I worried he wouldn’t do it right. I questioned the smallest of his choices, “Two cookies before dinner? Did you give him enough water today? Those pj’s were too hot for tonight!”
So I always just did it myself. And then started to do the big things myself.
And then got mad when I felt alone.
Coming to this revelation this past year has been really freeing. I think for us both.
We are completely different. Mike is never going to think, make decisions, or parent exactly like me. An introvert, he is always there and attentively listening but for a writer and fundraising, ironically, I am not always the best communicator. My expectations for him were higher than the ones I set for myself. I expected him to understand where I was coming from and what I needed without ever clearly articulating these things. I wanted him to step-in and get things done when I never really told him what those things were. I wanted him to understand my exhaustion, frustration, and anxiety when I hadn’t even explained what led up to it.
I finally realized that I needed to treat him like a partner in parenting.
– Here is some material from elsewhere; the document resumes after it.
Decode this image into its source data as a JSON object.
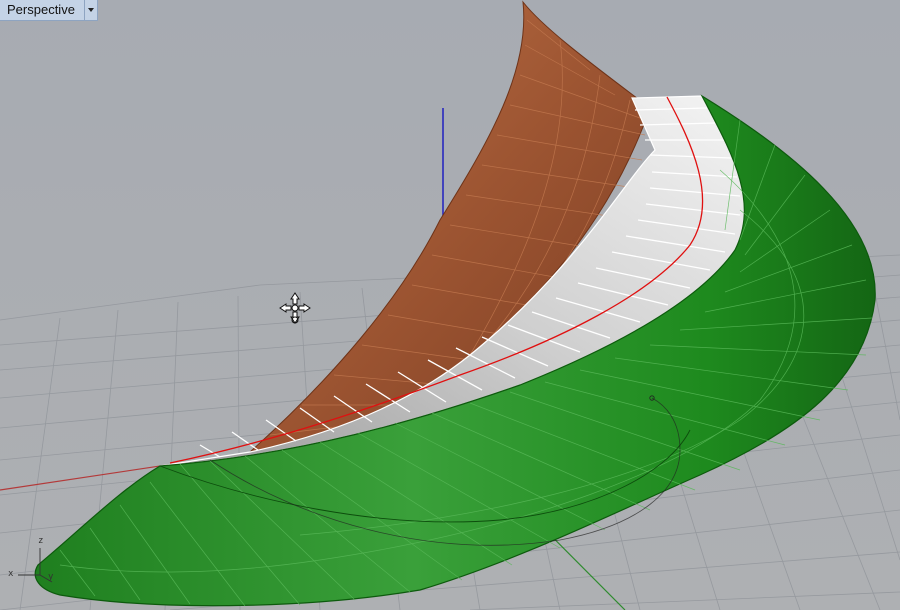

He wanted to take some of the weight off of me but he he just didn’t know how.
“I need more help. I can’t do all the appointments, sick days, and dishes. I can’t be the keeper of all his information and decisions. It feels like it is too much.”
Mike is never going to check and see if EJ’s clothes match, remember the socks he pointed out three months ago to order for his Easter basket, or worry about his water intake or body temperature with quite the same passion as I do. But he will create a work plan with his teacher, tackle the ups and downs of playing on a team, give advice on friendship, remember favorite cereals, order books for them to read together, and go to endless orthodontist appointments.
In an effort to get things done, the way I wanted it and how I thought best, I often excluded my husband. I will always be the “primary parent” by default and the emotional weight and worry that comes with that is exhausting some days. But as we work together to raise an empathetic, compassionate son, I can recognize the strengths that we both bring to balance the emotional labor of parenting.
And I try to remember these strengths when he returns from an orthodontist appointment without asking the questions we discussed and with no recollection of what was said at the appointment.